Ладонников не ответил. Он лежал на супружеской постели с тремя подушками под спиной, не лежал, точнее, а полусидел, мог, наверное, уже и лечь — после укола, сделанного врачихой со «Скорой», прошло уже больше часа, и он больше не ощущал в себе никакой боли, — но все еще оставался внутри страх ее, и он пока не в силах был перемочь его. Скольким он обязан Тимофееву? Может быть, и не столь уж многий он обязан ему, но хорошо относящийся к тебе начальник, справляя свои начальнические обязанности, всегда в чем-то, получается, помогает тебе, а ты в итоге выходишь ему обязанным. За хорошее к тебе отношение обязанным.

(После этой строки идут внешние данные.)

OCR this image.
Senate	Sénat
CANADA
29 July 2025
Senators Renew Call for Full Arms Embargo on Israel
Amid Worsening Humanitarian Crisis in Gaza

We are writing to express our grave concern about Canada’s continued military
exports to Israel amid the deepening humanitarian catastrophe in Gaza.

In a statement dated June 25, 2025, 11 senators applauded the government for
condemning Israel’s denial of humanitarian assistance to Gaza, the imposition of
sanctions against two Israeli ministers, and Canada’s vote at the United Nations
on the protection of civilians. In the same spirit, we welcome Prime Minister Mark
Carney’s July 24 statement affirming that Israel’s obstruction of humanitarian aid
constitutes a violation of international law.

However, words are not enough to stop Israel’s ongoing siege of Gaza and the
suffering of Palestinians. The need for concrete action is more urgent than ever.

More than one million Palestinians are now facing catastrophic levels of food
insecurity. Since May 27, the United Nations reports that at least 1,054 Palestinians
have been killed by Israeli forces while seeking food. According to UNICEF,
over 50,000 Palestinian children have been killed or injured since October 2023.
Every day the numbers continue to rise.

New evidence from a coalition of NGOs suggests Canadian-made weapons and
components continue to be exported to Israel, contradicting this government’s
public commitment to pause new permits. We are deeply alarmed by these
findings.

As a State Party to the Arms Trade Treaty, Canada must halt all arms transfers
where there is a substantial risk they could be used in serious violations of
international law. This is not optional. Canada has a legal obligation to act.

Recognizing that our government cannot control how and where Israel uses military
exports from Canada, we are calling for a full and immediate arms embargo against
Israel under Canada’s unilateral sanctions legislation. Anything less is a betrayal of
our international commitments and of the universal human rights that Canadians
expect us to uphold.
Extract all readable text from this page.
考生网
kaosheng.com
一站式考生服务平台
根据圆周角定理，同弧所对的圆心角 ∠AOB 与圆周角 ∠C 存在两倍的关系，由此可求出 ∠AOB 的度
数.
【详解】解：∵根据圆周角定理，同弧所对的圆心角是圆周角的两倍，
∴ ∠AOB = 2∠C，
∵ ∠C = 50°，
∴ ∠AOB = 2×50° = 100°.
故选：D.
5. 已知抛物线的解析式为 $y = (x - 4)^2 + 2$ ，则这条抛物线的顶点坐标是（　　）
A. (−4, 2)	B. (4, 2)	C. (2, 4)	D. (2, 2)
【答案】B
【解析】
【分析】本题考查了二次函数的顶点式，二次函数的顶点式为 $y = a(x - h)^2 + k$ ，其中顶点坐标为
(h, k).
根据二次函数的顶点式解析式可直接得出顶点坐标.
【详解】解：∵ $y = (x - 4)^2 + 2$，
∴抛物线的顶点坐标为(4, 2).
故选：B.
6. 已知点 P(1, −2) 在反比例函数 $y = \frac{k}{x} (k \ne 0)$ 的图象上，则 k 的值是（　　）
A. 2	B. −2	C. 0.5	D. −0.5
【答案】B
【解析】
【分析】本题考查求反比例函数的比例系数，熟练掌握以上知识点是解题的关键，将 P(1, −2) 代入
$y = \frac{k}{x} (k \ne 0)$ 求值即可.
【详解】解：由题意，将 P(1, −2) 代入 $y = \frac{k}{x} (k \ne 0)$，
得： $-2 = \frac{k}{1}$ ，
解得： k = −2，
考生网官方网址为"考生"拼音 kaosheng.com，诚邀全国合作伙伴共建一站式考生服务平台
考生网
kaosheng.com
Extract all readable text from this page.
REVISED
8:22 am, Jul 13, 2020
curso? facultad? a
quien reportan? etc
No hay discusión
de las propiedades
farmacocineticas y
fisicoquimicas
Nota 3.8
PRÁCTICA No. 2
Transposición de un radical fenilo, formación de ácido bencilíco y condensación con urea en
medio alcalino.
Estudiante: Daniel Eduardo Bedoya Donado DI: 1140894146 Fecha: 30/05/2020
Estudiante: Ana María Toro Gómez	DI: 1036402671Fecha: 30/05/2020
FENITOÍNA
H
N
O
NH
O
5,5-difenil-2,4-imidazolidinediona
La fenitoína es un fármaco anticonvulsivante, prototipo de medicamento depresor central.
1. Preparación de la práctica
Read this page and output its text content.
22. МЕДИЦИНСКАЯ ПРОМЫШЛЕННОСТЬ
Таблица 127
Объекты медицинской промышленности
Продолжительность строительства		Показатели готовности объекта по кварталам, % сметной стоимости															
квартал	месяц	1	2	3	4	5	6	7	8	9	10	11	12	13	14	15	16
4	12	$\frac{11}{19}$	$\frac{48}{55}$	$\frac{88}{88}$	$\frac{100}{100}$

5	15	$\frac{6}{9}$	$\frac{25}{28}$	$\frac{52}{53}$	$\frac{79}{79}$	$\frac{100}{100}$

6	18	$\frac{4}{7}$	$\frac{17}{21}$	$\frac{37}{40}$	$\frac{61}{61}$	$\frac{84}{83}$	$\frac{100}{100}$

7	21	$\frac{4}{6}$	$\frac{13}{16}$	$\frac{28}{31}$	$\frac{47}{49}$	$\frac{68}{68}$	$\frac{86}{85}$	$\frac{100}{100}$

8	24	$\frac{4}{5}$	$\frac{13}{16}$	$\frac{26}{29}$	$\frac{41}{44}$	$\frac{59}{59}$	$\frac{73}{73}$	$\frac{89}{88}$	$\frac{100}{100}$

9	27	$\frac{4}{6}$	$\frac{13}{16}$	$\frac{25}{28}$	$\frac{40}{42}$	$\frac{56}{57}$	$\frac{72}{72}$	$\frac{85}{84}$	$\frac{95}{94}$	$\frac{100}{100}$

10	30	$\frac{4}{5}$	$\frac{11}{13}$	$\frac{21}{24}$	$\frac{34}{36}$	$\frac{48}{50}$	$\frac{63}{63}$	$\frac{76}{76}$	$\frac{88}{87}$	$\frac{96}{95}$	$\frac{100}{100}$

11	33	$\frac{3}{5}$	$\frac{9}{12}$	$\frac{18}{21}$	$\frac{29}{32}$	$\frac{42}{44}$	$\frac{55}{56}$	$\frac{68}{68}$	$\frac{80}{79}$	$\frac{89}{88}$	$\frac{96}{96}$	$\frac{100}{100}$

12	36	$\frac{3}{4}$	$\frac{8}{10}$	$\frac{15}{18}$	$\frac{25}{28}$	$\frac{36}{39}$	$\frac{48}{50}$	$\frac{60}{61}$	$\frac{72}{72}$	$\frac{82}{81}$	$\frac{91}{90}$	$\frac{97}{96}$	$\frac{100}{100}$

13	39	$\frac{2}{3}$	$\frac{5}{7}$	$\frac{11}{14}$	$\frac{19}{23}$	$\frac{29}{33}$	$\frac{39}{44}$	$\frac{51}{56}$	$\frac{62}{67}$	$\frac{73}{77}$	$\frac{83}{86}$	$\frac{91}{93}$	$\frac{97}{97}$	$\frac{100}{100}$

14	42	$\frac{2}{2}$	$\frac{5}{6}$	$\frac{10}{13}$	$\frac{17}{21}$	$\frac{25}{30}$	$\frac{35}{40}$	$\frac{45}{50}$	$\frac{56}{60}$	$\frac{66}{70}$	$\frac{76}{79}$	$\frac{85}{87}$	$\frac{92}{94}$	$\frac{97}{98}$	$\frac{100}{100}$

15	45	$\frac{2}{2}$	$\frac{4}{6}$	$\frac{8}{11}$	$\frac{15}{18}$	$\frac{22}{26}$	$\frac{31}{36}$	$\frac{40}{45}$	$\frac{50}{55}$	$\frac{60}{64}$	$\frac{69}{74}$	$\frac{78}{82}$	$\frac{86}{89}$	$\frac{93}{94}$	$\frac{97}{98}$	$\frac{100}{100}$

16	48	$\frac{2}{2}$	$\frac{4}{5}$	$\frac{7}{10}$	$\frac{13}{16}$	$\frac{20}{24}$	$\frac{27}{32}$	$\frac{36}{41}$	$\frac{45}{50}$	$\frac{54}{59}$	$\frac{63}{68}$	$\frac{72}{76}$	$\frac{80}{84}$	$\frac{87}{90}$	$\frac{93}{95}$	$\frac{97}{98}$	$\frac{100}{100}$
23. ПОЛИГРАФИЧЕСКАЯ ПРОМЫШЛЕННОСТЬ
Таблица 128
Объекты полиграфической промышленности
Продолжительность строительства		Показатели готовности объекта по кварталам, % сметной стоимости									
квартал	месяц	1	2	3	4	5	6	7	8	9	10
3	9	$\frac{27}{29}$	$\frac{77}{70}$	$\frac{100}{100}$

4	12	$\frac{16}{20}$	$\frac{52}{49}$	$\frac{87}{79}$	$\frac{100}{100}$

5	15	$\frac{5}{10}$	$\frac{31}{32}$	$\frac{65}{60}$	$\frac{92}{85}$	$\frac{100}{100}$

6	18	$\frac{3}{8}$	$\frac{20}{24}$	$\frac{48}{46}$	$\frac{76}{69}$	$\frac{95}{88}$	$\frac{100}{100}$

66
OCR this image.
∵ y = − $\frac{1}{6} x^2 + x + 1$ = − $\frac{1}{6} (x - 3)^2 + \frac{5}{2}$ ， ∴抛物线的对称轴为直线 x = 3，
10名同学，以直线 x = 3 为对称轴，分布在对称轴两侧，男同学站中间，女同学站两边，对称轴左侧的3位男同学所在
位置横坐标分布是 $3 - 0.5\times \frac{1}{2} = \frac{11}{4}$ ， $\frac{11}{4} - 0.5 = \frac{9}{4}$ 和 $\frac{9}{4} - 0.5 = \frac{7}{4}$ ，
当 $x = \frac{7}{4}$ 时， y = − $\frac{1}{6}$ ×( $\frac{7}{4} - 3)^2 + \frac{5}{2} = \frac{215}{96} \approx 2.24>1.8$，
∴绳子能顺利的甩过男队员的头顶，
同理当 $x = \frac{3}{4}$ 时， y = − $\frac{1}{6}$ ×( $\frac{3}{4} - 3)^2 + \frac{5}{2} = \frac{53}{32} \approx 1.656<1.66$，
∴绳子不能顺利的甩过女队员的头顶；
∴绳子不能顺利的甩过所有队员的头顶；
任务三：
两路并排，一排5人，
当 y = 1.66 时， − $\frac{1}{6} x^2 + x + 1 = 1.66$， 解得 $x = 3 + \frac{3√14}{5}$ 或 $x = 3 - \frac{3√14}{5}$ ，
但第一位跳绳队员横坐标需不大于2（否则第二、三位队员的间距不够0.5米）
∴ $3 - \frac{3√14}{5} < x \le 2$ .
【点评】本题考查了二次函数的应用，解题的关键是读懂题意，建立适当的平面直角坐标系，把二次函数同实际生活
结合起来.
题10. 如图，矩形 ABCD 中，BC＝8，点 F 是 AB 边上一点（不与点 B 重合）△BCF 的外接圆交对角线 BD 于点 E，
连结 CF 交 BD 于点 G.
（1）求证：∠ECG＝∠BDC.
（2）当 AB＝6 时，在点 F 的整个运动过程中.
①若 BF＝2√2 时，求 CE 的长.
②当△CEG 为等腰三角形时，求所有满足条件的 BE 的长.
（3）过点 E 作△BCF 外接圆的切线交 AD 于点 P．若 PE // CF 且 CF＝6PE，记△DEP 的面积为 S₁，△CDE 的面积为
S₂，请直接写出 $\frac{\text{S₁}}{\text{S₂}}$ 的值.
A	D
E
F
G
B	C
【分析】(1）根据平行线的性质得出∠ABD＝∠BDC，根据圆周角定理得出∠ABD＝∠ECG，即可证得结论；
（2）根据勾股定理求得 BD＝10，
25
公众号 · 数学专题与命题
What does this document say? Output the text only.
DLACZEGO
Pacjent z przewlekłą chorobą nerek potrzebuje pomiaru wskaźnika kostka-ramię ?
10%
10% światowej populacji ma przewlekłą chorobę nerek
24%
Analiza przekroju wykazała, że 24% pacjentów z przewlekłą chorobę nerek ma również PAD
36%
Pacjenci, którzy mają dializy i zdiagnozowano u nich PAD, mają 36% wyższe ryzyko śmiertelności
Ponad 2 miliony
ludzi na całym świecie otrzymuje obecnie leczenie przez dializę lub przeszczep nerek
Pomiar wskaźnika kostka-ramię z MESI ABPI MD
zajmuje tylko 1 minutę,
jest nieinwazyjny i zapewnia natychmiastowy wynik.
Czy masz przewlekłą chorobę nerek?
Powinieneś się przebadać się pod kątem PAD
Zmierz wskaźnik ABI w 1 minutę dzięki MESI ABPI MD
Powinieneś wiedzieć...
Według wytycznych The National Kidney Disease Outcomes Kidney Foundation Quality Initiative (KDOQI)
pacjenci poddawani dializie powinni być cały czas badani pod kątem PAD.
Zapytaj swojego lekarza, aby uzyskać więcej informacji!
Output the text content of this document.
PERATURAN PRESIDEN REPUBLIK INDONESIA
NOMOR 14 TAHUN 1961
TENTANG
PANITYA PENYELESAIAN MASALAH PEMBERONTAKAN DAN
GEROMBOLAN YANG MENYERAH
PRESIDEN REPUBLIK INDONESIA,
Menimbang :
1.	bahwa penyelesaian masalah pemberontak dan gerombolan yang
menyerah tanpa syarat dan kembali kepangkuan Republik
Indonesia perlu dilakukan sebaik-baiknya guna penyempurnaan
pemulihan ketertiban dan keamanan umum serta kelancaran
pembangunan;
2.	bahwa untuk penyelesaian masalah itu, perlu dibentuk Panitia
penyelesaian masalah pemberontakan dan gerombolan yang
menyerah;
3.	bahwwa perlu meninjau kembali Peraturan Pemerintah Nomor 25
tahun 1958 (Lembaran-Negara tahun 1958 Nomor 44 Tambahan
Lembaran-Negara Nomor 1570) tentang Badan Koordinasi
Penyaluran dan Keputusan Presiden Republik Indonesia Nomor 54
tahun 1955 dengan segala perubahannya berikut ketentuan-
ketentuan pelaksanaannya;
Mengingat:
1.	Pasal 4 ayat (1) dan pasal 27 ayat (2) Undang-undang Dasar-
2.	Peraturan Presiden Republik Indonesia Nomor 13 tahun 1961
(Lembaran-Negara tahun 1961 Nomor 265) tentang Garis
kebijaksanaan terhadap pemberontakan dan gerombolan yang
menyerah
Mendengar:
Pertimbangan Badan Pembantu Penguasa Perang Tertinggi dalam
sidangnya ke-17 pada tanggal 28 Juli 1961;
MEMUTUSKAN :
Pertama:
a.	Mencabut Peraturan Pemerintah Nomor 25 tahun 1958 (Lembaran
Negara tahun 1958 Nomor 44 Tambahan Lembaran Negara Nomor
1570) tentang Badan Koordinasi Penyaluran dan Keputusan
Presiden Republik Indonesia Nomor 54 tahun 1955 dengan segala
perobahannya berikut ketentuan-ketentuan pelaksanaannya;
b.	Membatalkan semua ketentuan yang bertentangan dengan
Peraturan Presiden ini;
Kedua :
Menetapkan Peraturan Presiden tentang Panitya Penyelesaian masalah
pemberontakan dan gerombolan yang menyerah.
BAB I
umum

— В конце концов, — сказала жена, не дождавшись от Ладонникова ответа, — речь идет не о человеческой жизни. О металле всего лишь. Если бы о жизни…
— Этому металлу мы и отдаем наши жизни. Он и есть наша жизнь. И твоя тоже. Такие профессии. — Ладонникова все время тянуло перечить жене, что бы она ни говорила, и он получал от этой своей поперечности какое-то странное, мстительное удовольствие.
— Ой, ну не знаю, чего ты хочешь. И идти не можешь, и не идти не можешь. — Жена сидела на краю постели, держа его давно уже согревшуюся после укола руку, отпустила ее, встала, дошла до письменного стола и, повернувшись, оперлась о него. — Нельзя тебе идти. Нельзя, и точка, нечего дальше обсуждать. От этого и танцуй. Другой бы на твоем месте выступил против, как ему велено, а ты — вот, пожалуйста, «Скорая» понадобилась. Твое здоровье, в конце концов, не только тебе самому нужно. У тебя дети, в конце концов, и ты в первую очередь о них думать должен.
И точно на эти ее слова заскрипела, отворяясь, дверь, и на пороге встал сын. Он был без рубашки, в одной майке, и брючный ремень распущен.
— Ты как, пап? — спросил он оттуда, с порога, глянув по очереди и на Ладонникова, и на мать.
— Нормально, — ответил с подушек Ладонников. — Отпустило.
— Ну, я ложусь, — сказал сын. — Спокойной ночи.
— Спокойной ночи. Спокойной ночи, — в один голос отозвались Ладонников с женой.
— Мудрых снов! — подмигнув, добавил еще Ладонников.
Сын хмыкнул — спасибо, но уж какие приснятся, — затворил дверь и тут же открыл вновь.
— А у меня завтра, забыл совсем, тоже родительское, — сказал он. — Кто пойдет? Ты сможешь, пап? Вообще у меня вроде все о’кэй, так что вроде…
— Схожу, схожу, — улыбаясь, покивал Ладонников. — Посмотрю, как о’кэй.